The world has already done quite well enough on its own fetishising Canada’s prime minister, Justin Trudeau. But behold, now a “Canadian boyfriend” calendar of him exists in order to further facilitate this unnecessary obsession. And despite the oddly recurring behaviours of Trudeau being photographed “organically” in random places with his shirt off, the Prime Minister’s Office has denied involvement with the calendar. Sure.
As VICE Canada's resident American, I have watched with equal parts admiration and horror as the world has become unhealthily thirsty about the current prime minister. (No matter your opinion on him, you have to admit he is at least better than whatever the fuck is going on south of the Canadian border.) Today, in a troubling turn, I have ranked all the photos in the “Justin Trudeau, My Canadian Boyfriend 2018 Wall Calendar” ($12.98 on Amazon.com, and way more on Amazon Canada of course; it’s being sold at Urban Outfitters as well, surprising no one) from bad hair JT to Daddy Canada.
12. This hairstyle: keep it.
11. This man is never going to look natural in a cowboy hat, especially after forgetting Alberta in his Canada Day speech.
10. Daddy foreman (also notably unnatural).
9. Just wondering how many photos of Trudeau running we actually need to see. We get by now that he likes cardio. Please stop and let the man exercise.
8. Can someone tell us why, out of all the photos of Trudeau that exist—including the one of him cuddling pandas—that this is the choice for the month of August?
7. You might recognise this as Trudeau's Pride Toronto portrait. Virtue signaling can be kinda hot.
6. If Trudeau had a Tinder, this dog photo (designated for the month of November) would be on his profile.
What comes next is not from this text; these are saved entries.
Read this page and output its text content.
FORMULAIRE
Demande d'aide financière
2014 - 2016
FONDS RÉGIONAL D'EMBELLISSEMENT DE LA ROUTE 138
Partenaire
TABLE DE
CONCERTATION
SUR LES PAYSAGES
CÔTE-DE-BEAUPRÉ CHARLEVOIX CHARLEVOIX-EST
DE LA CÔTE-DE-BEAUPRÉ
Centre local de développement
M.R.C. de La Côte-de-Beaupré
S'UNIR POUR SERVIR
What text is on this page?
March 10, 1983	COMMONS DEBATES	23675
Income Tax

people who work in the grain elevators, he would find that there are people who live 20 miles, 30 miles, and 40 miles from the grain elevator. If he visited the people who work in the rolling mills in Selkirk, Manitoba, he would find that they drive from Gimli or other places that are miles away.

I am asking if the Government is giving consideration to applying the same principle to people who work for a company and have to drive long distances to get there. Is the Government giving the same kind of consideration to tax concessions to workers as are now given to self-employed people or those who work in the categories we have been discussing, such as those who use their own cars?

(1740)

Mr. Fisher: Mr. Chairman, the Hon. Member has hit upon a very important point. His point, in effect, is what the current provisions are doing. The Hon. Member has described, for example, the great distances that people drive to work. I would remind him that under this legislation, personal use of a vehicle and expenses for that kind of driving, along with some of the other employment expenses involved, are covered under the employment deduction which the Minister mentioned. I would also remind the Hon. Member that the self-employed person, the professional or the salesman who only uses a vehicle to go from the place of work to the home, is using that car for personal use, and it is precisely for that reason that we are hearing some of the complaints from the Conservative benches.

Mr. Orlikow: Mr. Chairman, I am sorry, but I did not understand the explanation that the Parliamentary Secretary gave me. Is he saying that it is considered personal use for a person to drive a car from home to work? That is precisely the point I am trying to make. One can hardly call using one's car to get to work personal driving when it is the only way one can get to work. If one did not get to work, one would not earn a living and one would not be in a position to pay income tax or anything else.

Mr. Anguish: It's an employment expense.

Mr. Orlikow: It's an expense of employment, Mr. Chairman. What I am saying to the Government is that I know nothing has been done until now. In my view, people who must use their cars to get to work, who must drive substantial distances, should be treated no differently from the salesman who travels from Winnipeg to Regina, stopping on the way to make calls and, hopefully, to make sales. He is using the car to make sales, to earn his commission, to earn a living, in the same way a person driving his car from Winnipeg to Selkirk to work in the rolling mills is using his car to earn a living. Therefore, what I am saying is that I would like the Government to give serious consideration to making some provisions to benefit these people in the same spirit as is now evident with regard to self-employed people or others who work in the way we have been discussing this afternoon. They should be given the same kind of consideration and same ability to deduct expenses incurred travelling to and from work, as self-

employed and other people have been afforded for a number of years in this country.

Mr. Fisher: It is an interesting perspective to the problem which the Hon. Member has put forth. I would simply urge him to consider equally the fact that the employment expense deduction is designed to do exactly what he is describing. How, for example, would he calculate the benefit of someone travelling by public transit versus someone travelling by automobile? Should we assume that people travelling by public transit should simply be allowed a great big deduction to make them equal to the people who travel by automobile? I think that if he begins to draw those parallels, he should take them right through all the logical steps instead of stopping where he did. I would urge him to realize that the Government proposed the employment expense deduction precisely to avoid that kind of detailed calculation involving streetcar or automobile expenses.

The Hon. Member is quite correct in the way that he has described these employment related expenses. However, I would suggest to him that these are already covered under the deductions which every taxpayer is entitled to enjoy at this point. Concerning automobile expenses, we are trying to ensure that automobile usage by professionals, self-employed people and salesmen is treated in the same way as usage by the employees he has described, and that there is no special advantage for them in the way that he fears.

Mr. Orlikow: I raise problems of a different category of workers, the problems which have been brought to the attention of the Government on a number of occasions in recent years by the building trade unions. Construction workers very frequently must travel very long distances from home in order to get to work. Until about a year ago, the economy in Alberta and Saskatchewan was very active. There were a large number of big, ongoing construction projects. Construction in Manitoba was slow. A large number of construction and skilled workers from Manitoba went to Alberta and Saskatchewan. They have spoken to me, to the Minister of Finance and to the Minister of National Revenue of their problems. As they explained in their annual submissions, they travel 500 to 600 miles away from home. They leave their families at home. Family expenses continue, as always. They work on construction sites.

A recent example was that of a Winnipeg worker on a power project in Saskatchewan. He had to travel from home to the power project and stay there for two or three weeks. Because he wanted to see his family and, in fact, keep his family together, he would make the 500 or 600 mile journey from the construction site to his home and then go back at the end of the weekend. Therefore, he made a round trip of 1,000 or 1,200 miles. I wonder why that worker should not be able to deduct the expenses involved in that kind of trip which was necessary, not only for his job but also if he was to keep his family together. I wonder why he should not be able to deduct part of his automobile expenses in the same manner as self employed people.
5. The January page of the calendar bears this average portrait of Trudeau, plus a troubling quote: “I have a new boyfriend. You haven’t met him. His job keeps him super busy.” More importantly than the photo itself, whom is responsible for this cringe copy?
4. An accurate representation of how Trudeau is most organically captured: shirtless.
3. For June: an unquestionably casual, natural shot of JT having a stroll through a lush neighbourhood.
1. Finally, in September: Daddy Canada in true form.